Show HN: QuestDB with Python, Pandas and SQL in a Jupyter notebook – no install

53 points by bluestreak 2 years ago | 15 comments
  • amunra__ 2 years ago
    Hi, I'm Adam Cimarosti, one of the core engineers at QuestDB.

    We built play.questdb.io to make it easy for anyone to try our database. No installation.

    There's a Jupyter Lab notebook, data, sample code, queries and graphs.

    We'd love to hear what you think.

    • jzelinskie 2 years ago
      This is really cool -- congrats on the launch! Similarly, the team over at AuthZed has created a playground for SpiceDB[0], by using WebAssembly and Monaco.

      We debated for hours whether or not to go the notebook route. I'm sure y'all did something similar; would you care to share your reasons for going with the notebook?

      [0]: https://play.authzed.com

      • amunra__ 2 years ago
        We actually do have a web based demo which is https://demo.questdb.io/ preloaded with millions of rows of data.

        That one focuses on SQL queries though.

        The notebook in https://play.questdb.io/ offers a more rounded experience to try out any and all of our features.

        You can use the notebook to try out data ingestion, dropping partitions and more that is simply not possible in a more sandboxed environment.

        The other part is that we value our Python users and wanted to provide an example of how to use our database in conjunction with other tools commonly used in the data science space to slice and dice time series data.

    • Cilvic 2 years ago
      Reading your pitch here, i'd love to have a vague idea what questdb is and why I should care.
      • amunra__ 2 years ago
        Most databases store the latest state of something. We don't. We ingest events. After all, life is a function of time :-) The whole world ticks and we take those ticks and store them. If part of your application tracks anything happening over time (trades, ocean pollution levels, ships moving, rocket simulation metrics.. or whatever else then it makes sense to store those events in a time series database.
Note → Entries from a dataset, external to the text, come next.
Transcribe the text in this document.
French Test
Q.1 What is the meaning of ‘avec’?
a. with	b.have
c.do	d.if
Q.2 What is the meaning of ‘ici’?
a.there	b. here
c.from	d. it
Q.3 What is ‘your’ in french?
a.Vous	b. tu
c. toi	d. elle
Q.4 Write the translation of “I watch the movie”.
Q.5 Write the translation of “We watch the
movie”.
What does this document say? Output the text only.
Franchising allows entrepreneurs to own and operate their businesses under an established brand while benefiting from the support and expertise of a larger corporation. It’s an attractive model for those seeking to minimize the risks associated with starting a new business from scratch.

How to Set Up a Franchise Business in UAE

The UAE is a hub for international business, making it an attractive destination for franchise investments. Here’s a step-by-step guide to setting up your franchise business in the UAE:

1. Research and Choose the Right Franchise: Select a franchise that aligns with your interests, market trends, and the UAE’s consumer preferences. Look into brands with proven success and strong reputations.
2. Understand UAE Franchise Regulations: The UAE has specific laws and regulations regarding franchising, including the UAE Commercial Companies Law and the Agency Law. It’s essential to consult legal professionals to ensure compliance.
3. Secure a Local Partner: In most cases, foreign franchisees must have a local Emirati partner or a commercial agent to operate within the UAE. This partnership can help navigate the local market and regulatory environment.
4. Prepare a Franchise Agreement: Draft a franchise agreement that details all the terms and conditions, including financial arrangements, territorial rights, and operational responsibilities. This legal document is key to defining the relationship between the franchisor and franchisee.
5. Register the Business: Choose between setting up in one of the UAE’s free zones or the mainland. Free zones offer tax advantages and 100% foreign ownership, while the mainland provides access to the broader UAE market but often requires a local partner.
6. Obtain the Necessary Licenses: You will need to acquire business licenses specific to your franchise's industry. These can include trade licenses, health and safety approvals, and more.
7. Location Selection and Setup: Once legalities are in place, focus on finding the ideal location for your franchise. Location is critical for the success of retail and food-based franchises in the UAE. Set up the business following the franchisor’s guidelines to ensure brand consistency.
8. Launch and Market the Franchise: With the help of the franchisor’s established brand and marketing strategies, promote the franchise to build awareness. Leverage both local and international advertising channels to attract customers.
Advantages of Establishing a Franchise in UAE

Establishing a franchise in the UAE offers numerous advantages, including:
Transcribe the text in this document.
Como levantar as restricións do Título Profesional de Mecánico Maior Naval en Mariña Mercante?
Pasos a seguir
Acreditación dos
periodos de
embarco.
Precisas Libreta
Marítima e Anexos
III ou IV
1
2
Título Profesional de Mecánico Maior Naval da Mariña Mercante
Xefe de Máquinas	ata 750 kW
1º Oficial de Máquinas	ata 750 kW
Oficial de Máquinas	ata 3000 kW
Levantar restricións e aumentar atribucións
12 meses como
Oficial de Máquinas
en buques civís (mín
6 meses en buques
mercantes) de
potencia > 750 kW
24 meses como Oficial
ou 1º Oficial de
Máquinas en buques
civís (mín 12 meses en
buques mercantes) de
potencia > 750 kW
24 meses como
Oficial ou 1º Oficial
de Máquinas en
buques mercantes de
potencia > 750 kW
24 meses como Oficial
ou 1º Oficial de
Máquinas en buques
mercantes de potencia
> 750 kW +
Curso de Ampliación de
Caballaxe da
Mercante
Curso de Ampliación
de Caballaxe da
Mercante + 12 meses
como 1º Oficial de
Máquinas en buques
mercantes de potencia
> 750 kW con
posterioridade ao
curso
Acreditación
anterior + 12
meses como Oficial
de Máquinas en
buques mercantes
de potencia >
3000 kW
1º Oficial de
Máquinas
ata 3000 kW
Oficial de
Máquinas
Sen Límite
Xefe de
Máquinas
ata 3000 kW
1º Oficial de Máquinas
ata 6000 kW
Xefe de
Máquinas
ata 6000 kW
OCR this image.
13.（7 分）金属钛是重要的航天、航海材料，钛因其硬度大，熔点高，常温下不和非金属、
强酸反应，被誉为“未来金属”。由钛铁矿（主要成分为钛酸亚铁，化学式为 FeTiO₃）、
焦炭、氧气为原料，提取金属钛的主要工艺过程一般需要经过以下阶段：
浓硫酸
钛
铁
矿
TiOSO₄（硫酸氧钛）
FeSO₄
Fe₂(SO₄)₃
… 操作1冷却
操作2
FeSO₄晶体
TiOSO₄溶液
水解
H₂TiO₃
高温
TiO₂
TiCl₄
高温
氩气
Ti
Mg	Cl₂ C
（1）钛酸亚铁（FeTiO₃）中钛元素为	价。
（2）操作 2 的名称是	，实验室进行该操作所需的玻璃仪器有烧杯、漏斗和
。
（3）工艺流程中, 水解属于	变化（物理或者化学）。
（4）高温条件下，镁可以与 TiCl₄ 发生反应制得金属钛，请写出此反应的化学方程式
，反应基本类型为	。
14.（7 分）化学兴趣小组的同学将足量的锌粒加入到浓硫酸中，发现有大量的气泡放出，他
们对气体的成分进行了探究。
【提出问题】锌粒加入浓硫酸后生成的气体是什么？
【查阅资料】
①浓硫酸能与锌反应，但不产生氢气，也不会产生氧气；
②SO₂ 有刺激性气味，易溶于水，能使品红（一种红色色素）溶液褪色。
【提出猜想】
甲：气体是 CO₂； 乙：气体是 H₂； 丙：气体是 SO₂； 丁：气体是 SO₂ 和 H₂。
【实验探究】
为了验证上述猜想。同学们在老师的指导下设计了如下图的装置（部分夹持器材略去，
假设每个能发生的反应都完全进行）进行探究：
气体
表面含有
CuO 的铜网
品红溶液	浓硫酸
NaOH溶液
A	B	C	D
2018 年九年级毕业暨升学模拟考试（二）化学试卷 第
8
What we provide, primarily, is two basic pieces of functionality: (1) Taking in lots of events FAST. Our ingestion rate is high (and we also integrate with things like Kafka, Pandas -- see the notebook, etc). Each of our time series tables (we support regular ones too) comes with a special timestamp column. (2) Specialized SQL to make sense of data that's changed over time, such as grouping and resampling by time and more. Take a look at our docs for things like SAMPLE BY, LATEST ON, ASOF JOIN, LT JOIN and more. On disk, we also guarantee that all records are sorted by time and this gives us great query performance for these time-based types of queries.

        PS. We're also wire-compatible with PostgreSQL.

        • jmholla 2 years ago
          I was once in the market for time series databases, but all I could find required down sampling of older data. I don't know if this has changed, and to be fair I haven't been looking for quite some time, but does yours allow for keeping data with the captured precision in perpetuity (or until my hard drive fills up)? My guess from the way you describe your approach is yes, but I wanted to check.
          • doubleg72 2 years ago
            Thanks for the detailed reply, I was curious as well. How does this compare with InfluxDB? I was actually looking into a way to store my own financial data of US equities for backtesting and experimentation awhile back. I never did get any further than the planning phase but this seems like it would almost be ideal for that use case.
            • Wonnk13 2 years ago
              So I guess it would be fair to say you compete with Timescale and Clickhouse as a timeseries database?
            • nwsm 2 years ago
              I take it you did not visit the link?